MobileMiniWob++ SR (Success Rate) is an adaptation of the MiniWob++ web interaction benchmark for mobile Android environments within AndroidWorld. It comprises 92 web interaction tasks adapted for touch-based mobile interfaces, evaluating agents' ability to navigate and interact with web applications on mobile devices.

What is the MobileMiniWob++_SR leaderboard?

The MobileMiniWob++_SR leaderboard ranks 2 AI models based on their performance on this benchmark. Currently, Qwen2.5 VL 7B Instruct by Alibaba Cloud / Qwen Team leads with a score of 0.914. The average score across all models is 0.797.

What is the highest MobileMiniWob++_SR score?

The highest MobileMiniWob++_SR score is 0.914, achieved by Qwen2.5 VL 7B Instruct from Alibaba Cloud / Qwen Team.

How many models are evaluated on MobileMiniWob++_SR?

2 models have been evaluated on the MobileMiniWob++_SR benchmark, with 0 verified results and 2 self-reported results.

Where can I find the MobileMiniWob++_SR paper?

The MobileMiniWob++_SR paper is available at https://arxiv.org/abs/2405.14573. The paper details the methodology, dataset construction, and evaluation criteria.

What categories does MobileMiniWob++_SR cover?

MobileMiniWob++_SR is categorized under multimodal, frontend development, and agents. The benchmark evaluates multimodal models.

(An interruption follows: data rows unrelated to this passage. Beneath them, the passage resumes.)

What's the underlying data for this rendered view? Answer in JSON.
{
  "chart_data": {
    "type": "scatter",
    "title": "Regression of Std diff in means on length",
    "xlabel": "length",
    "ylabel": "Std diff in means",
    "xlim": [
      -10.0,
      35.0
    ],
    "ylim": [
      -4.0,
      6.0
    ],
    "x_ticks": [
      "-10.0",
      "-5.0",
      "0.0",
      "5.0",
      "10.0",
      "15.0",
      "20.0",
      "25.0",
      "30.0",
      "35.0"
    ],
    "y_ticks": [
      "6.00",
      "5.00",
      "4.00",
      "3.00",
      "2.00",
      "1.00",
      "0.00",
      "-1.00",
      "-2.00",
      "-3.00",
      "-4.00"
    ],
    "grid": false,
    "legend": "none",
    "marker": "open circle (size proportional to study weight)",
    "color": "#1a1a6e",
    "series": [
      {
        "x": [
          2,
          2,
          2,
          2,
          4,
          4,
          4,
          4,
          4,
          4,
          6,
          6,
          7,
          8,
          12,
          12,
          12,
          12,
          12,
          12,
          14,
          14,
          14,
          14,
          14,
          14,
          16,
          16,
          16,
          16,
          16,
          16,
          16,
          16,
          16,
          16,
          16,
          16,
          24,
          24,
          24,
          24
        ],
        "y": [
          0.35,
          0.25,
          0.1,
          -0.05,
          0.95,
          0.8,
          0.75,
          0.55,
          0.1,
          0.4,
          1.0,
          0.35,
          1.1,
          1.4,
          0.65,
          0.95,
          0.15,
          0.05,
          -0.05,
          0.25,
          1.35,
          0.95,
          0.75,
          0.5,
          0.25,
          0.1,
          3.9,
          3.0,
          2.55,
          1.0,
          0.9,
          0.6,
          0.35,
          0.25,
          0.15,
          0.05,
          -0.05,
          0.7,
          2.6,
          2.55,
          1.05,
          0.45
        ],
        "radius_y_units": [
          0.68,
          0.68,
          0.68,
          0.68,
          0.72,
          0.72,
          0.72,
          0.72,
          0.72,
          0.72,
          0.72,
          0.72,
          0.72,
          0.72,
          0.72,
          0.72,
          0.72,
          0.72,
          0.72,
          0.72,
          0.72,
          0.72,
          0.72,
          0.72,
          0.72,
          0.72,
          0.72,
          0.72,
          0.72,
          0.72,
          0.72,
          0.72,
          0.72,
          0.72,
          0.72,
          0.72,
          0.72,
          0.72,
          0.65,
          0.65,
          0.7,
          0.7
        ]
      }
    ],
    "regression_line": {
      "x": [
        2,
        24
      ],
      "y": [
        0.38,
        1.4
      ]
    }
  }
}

What is the best open-source model on MobileMiniWob++_SR?

Qwen2.5 VL 7B Instruct by Alibaba Cloud / Qwen Team is the top-ranked open-source model on MobileMiniWob++_SR, with a score of 0.914 (rank #1).

How recent are the MobileMiniWob++_SR leaderboard results?

The MobileMiniWob++_SR leaderboard was last updated in July 2026 and currently includes 2 evaluated models.